Whatever you do, don't buy cheap boots. All lower priced boot models (afaik) are noodle socks. Fuck those pasta leiderhosen!


----------



## neni (Dec 24, 2012)

scotty100 said:


> Boots - personal preference is big here. Soft/stiff etc. *Stick with Burton if you intend getting burton bindings and deck*. Buy the boots first. Try on a ton of different models and make sure whoever serves you knows how to fit you into the boot.

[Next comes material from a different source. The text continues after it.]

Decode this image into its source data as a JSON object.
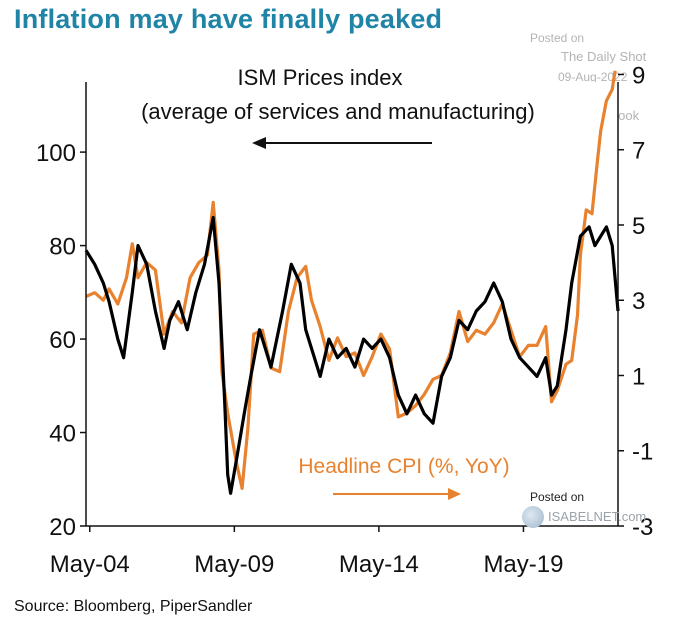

otherwise sound advice but there's no reason at all to stick just with Burton boots just cos you want to go with Burton bingings. Any boot will fit almost any binding (never came across any problem and mixed boot/bindings of Samomon/Ride/Nidecker/Burton/K2/Spark/Deeluxe...) Each brand has bit different fit, go for the boot which fits your _feet_ best, no matter which brand.


----------



## deagol (Mar 26, 2014)

noone1 said:


> .... I'd eventually like to do a lot of heli boarding. ....


you must be loaded?

If you really are going to do a lot of heli-boarding, I would avoid a freestyle/park board. I would want a dedicated powder board.


----------



## neni (Dec 24, 2012)

deagol said:


> you must be loaded?
> 
> If you really are going to do a lot of heli-boarding, I would avoid a freestyle/park board. I would want a dedicated powder board.


...or a dedicated big mountain freeride board . It all depends on the BC terrain and snow... aaaand personal preference


----------